そして忌み子の両手両足を縛り、尋問が始まりました。
:10/02/02 20:22 :F09A3 :☆☆☆
#146 [寝子]
『おい! お前…村の倉から米を盗んで食ったな!』
―違う、僕、違う…
『嘘をつくなっ! わかっているんだぞ!』
村人達の間に殺気のような極度の緊張がぶわっと広がりました。
実は忌み子は倉から米を盗んだ犯人を見ていました。忌み子にとって、部屋にある小さな小さな窓は外の世界を知る唯一の手段であり、毎日覗いていたのです。

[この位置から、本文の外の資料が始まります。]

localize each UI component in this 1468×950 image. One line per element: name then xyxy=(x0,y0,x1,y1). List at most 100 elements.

その夜もいつものように覗いていたところ、村の米倉に忍び込む少年の姿が目に飛び込んできました。しかし、外界を知らない忌み子にとってそれが何を意味するのかはわかりませんでした。
しかし今、あの時あの倉に忍び込んだ少年に代わって自分が罰せられようとしています。忌み子は必死になって周囲を見渡し、あの時の犯人を探しました。
―違う、違う…あ
忌み子は遂に真犯人を見つけました。忌み子は真犯人を指差しながら、必死に叫びました。
―違う! 僕、違う、あいつ…あいつ…!
村人達は怪訝そうな顔で忌み子の指差す方向を向きました。
―ふぅ、これで助かっ…
指差された少年は大声で叫びました。
『お、俺…思い出した! こいつあの夜、倉の近くにいたぞ! 倉から米を盗んだのはやっぱりこいつだ!』
忌み子は愕然としました。やってないのに…あいつがやったのに…
:10/02/02 20:22 :F09A3 :☆☆☆
#147 [寝子]
村人達は少年の言葉を信じ、食糧泥棒の罰を与えるため忌み子を田んぼへ引きずって連れていきました。

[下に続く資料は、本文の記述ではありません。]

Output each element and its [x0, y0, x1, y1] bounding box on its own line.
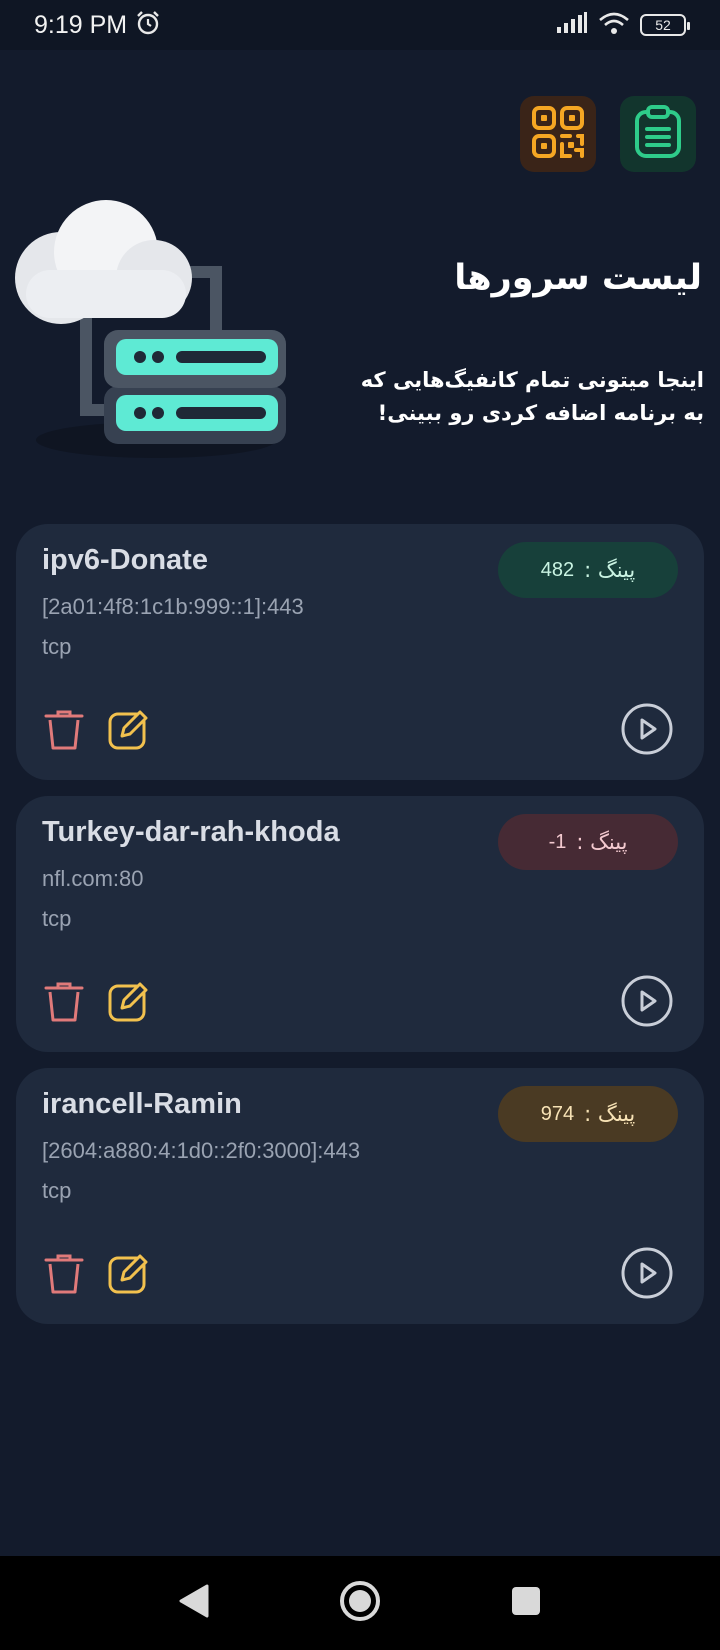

『お前、村の大切な食料に手を出しただけではあきたらず、他の子に罪を押し付けるなんて!』
―僕、じゃない…
『嘘をつくな!』
―僕、じゃな…
村人達は激怒し、忌み子を一本の丸太にくくりつけました。
『認めて反省するまでここにいてもらう』
そう言って村人達は帰っていきましたが、忌み子はわかってました。
:10/02/02 20:23 :F09A3 :☆☆☆
#148 [寝子]
もう誰も助けには来てくれないことを。
失意と絶望に精神が蝕まれていき、いつしか忌み子はひたすら大声で笑っていました。
一月後、村人が忌み子の亡骸を片付けに行った時にその子の姿はなかったといいます。
あなたは本当の絶望を知っていますか? その想いを目の当たりにした時、もしかしたらあなたも…。